Most people today, at least in first world countries, seem to be in a hurry.
And technology people develop is to help everyone do more faster, while at the same time we tell ourselves it will make our lives easier. This might be true for cars and washing machines, but I’m not completely sure. Conveniences open us to more possibilities, and more possibilities invite more irrelevant distractions.
It isn’t uncommon to race through whatever we might be doing in order to get to something else. The illusion is that something else is surely better than what we are doing in the present moment. If we are sick, in pain, or under duress, this is likely true.
I remember plotting my path through higher education with much of it not about becoming more knowledgeable in the subjects being taught but in figuring out which teachers are easy graders and were there any ways to cut costs. It wasn’t always about wanting to learn the subject matter before me. Sadly this behavior breeds habits of distraction, losing the ability to sit quietly and focus.
Work life
Personally many of our calculations going through school were set to see if we could get through it faster, at lower cost, and the fewest classes and assignments possible. This then carried over into our work lives where we often competed against competition on the same objectives. Whoever could get the task done fastest and at lowest cost usually had the best chance of winning the contracts necessary to sustain and hopefully grow the enterprise.

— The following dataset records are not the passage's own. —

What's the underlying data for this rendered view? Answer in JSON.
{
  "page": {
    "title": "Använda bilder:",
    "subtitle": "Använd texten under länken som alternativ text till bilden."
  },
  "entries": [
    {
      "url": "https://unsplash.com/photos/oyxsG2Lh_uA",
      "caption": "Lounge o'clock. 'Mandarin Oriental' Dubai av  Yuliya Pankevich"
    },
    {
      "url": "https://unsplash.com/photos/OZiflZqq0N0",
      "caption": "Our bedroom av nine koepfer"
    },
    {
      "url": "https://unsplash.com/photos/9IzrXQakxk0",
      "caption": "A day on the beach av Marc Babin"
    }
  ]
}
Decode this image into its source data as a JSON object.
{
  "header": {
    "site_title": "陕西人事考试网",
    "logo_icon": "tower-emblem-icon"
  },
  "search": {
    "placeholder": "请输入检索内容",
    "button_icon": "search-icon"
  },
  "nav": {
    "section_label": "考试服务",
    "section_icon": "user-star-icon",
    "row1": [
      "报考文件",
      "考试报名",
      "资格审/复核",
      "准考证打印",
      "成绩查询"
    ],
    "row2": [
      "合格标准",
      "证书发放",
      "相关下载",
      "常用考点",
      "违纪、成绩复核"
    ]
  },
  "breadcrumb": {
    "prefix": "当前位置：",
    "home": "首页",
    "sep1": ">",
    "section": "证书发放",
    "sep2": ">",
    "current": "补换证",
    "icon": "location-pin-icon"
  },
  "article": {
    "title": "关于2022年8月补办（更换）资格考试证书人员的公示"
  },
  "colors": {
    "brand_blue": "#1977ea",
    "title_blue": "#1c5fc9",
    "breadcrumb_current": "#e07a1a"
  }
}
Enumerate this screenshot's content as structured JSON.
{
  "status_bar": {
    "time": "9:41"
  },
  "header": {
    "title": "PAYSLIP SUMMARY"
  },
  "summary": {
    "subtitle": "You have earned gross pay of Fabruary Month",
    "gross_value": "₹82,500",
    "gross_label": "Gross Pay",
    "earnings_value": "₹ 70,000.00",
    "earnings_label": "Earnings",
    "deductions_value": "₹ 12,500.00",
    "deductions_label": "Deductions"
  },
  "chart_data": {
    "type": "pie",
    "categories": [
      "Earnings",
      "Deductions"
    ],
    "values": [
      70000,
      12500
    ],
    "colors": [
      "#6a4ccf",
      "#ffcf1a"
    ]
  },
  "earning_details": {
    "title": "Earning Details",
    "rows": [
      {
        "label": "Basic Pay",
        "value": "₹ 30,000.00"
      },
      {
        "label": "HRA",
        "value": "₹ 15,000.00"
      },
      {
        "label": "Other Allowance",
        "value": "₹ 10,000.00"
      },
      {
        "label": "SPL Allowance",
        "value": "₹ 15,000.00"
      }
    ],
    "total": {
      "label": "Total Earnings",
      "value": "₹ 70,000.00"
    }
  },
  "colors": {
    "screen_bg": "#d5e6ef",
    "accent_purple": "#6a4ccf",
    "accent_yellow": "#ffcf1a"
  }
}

It’s also a good reason why many find prayer so frustrating. God could answer us instantly, but often, perhaps even usually, does not. For many this is the reason they fall back to attempting to fix things themselves.
With this understanding of our modern love for instant results, let’s consider a question I have often wondered about Jesus’s life and ministry. Why did he wait to get started until he was around thirty years old?
First of all, does anyone believe that Jesus lacked the talents and skills necessary to begin a ministry say, after his Bar Mitzvah at age twelve or thirteen?
We really do not know for sure but my guess is he was completely capable on his end - if this had been his Father’s will.
For this reason, I think the problem was we in our human development were the reason he waited until he was thirty. We have a hard enough time accepting the word of anyone younger than ourselves whatever the age, let alone a twelve year old.
As humans, we know much of wisdom comes from the accumulation of years of experience. We can look back and recall in general terms the troubles we faced at different times in our lives. For this reason, Jesus needed, for our sakes, to wait until he reached an age we would accept as not only as reaching adulthood, but experienced enough in the ways of the world to be accepted as a rabbi, teacher, or elder.
But there is another possible reason for the delay, and this does have to do with Jesus’s development as a human being. What if it took eighteen years from the time of his Bar Mitzvah to the start of his ministry to be equipped by his Heavenly Father and the Holy Spirit? It is possible he could have been instantly educated by some mysterious method, but I think more likely, in order to represent mankind, he did his studies and prayers in the same way we would have to do them.
Recall that at the beginning of his ministry, just after his baptism by John in the Jordan River he was led into the wilderness to be tempted by Satan. From this encounter we see that Jesus used passages of Scripture to resist each temptation. In this cosmic testing he cited Deuteronomy 8:3 for the first temptation, Deuteronomy 6:16 or Isaiah 7:12 for the second test and Deuteronomy 6:13 for the final test. In other words, by the time Jesus begins his earthly ministry he is completely knowledgeable of the entire Old Testament along with other important Jewish writings available at that time.
Also by the time he begins his public ministry he is prepared to speak for his Heavenly Father. Sure everything could have been fed to him instantaneously, but what if it wasn’t? What if, instead, he communed with his Father in heaven for decades by that point so he could speak with complete authority himself? Do you understand the distinction I am making?
Again, we do not know, but dedicating his entire life communing with his Father is no different from what he calls his followers to be about on a daily basis. This is how he wants us to grow is it not? To grow slowly and deeply like fruit trees.
Life in the Spirit is a slow daily process because God wants our participation in what he is doing to love, encourage, and support the people around us.
He doesn’t treat us simply as lightening rods where others are zapped by his power through us.
Instead, in the same way he wants our relationship with him to grow day by day into ever deeper levels of love and trust, he wants our relationships with others to be of the same nature. He does not seem to be interested in turning us into mindless dispensers of his power to others, to include performing instantaneous healings or conversions of others. Rather he seems to want us to grow more open and vulnerable to one another over time so he might instead work through our weaknesses.
In the way I believe he wants us to become more human, not less.